The reason we provide BP iteration per second rather than full decodes per second is because the number of BP iterations required for each syndrome is highly dependent on the exact syndrome, so any timing for full decode cycles is only valid for a very specific error rate under a very specific noise model, but the number of BP iterations per second is relatively constant (at least for a given PCM size), and is hence a more reproducible timing metric.
Hope this helps!
Makes sense.
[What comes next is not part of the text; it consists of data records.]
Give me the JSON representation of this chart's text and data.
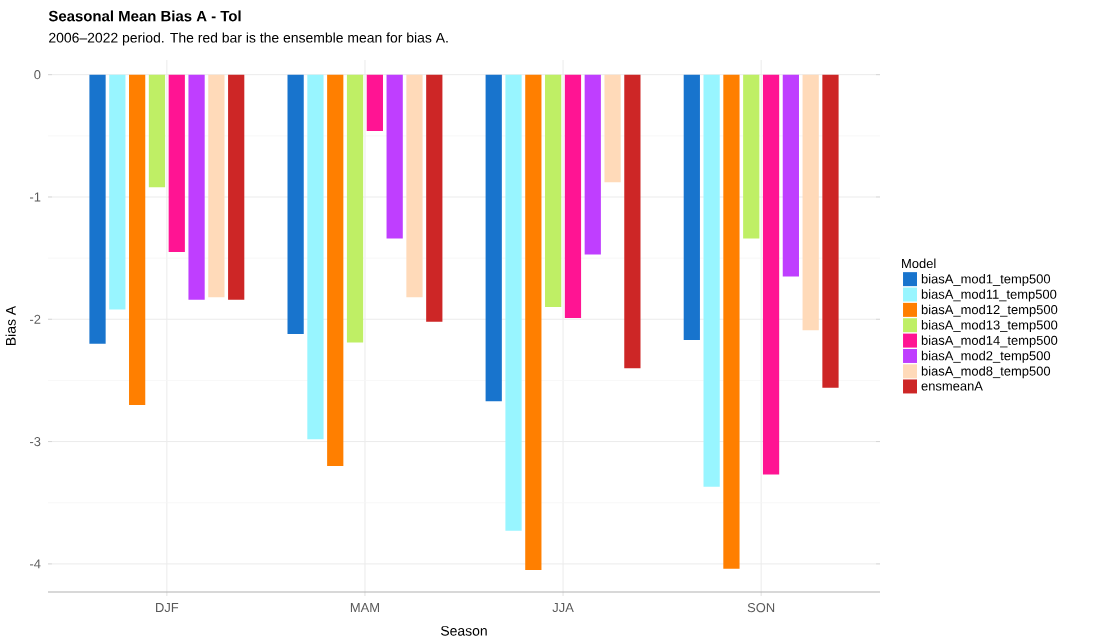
{
  "chart_data": {
    "type": "bar",
    "title": "Seasonal Mean Bias A - Tol",
    "subtitle": "2006–2022 period. The red bar is the ensemble mean for bias A.",
    "xlabel": "Season",
    "ylabel": "Bias A",
    "legend_title": "Model",
    "categories": [
      "DJF",
      "MAM",
      "JJA",
      "SON"
    ],
    "series": [
      {
        "name": "biasA_mod1_temp500",
        "color": "#1874cd",
        "values": [
          -2.2,
          -2.12,
          -2.67,
          -2.17
        ]
      },
      {
        "name": "biasA_mod11_temp500",
        "color": "#98f5ff",
        "values": [
          -1.92,
          -2.98,
          -3.73,
          -3.37
        ]
      },
      {
        "name": "biasA_mod12_temp500",
        "color": "#ff7f00",
        "values": [
          -2.7,
          -3.2,
          -4.05,
          -4.04
        ]
      },
      {
        "name": "biasA_mod13_temp500",
        "color": "#bfef65",
        "values": [
          -0.92,
          -2.19,
          -1.9,
          -1.34
        ]
      },
      {
        "name": "biasA_mod14_temp500",
        "color": "#ff1493",
        "values": [
          -1.45,
          -0.46,
          -1.99,
          -3.27
        ]
      },
      {
        "name": "biasA_mod2_temp500",
        "color": "#bf3eff",
        "values": [
          -1.84,
          -1.34,
          -1.47,
          -1.65
        ]
      },
      {
        "name": "biasA_mod8_temp500",
        "color": "#ffdab9",
        "values": [
          -1.82,
          -1.82,
          -0.88,
          -2.09
        ]
      },
      {
        "name": "ensmeanA",
        "color": "#cd2626",
        "values": [
          -1.84,
          -2.02,
          -2.4,
          -2.56
        ]
      }
    ],
    "ylim": [
      -4.23,
      0.12
    ],
    "yticks": [
      0,
      -1,
      -2,
      -3,
      -4
    ],
    "grid": true,
    "legend": "right"
  }
}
It’s easy to get back the actual iteration counts from the decoder using the "num_iter” additional option.
Was the experiment a circuit level noise simulation or something simpler, like code capacity where DEMs were not used?
@ae_pascal It just occurred to me that these timings were collected with a release candidate for our 0.6 release, which has yet to be released. (We originally planned on releasing in January but had to hold back for reasons unrelated to the decoder.) I think we need to update the blog to state this clearly. The 0.5.0 version of this decoder is slower. Apologies for the inconvenience and potential confusion on this.
How much of a performance difference is there between 0.5.0 and 0.6? We’re evaluating the framework on different codes.